In much the same manner, rainfall sticks to itself and to the surface of soil, gravel, sand or whatever other surface with which it comes into contact. Water would rather stick to something than simply fill a void. Thus, water usually sticks to the gravel in a French drain rather than filling the voids.
In this manner, the only time that the French drain pipe fills with water is when there is enough water to stick to the surface of the gravel and be heavy enough to fill the voids and subsequently push over into the pipe. Once again, there must be enough fall to allow the water to drain out of the pipe; otherwise you are allowing the water to sit underground rather than on top of the ground.

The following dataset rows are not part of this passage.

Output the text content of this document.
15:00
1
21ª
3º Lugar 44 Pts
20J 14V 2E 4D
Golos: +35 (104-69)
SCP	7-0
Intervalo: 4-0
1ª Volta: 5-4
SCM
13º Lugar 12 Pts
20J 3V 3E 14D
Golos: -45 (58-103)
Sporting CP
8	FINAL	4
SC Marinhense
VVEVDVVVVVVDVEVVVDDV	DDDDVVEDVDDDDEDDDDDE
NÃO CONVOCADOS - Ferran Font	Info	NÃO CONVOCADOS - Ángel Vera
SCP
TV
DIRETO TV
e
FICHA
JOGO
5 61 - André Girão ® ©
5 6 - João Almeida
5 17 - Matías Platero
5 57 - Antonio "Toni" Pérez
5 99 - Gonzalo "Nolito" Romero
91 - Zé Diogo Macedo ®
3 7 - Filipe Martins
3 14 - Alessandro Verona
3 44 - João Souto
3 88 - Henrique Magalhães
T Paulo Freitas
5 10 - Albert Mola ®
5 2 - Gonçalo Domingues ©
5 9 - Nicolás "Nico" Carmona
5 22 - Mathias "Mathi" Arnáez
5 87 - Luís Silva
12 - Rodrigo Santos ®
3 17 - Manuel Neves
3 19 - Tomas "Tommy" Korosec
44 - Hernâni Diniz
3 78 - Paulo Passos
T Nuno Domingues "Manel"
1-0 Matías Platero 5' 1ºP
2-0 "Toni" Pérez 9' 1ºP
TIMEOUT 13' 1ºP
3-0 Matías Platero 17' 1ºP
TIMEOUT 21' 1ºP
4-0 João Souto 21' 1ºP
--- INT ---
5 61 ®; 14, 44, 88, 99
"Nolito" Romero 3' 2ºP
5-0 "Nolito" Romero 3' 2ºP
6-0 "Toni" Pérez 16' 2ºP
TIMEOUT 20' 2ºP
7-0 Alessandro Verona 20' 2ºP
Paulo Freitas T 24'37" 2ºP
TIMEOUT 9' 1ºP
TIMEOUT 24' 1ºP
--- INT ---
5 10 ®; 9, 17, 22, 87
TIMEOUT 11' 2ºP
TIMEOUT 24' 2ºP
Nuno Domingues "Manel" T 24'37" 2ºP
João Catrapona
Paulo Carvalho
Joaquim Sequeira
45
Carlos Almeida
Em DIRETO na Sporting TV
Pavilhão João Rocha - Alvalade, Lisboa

Sometimes this is the only way to work with a drainage problem, but it is not the best way because it does not transmit the water away from foundations, structures, pools, patios, etc.
A further issue with the structure of a traditional french drain is what is called “blinding” of the geotextile fabric. This is the process by which small particles of clay and silt are stopped by the fabric and, over time, the fabric becomes stopped up and will no longer allow passage of water. When enough sand, clay or silt gets past the fabric, the gravel spaces fill and the effectiveness of the french drain ends. This is why most experts state that a French drain is not a long-term solution to a drainage problem: You have to dig it up and reinstall it every eight to 10 years.
What to do when you have a drainage problem and a French drain mistake? The best solution is to drain the water across the surface using a minimum of a 1.5% to 2% slope. If the water of concern is standing water after a rain event, you may be able to use one of the newer products such as a sand-filled trench with a slotted pipe conveyance. Regardless, you still need to empty the pipe somewhere.
With storm water or surface water from rainfall, runoff or other sources, you will need to use surface runoff (best practice), underground pipes with adequate fall and discharge points or a type of containment and retention or sump system. Without one of these solutions, you run the risk of overtaxing the system and backing up water where you do not want or need it.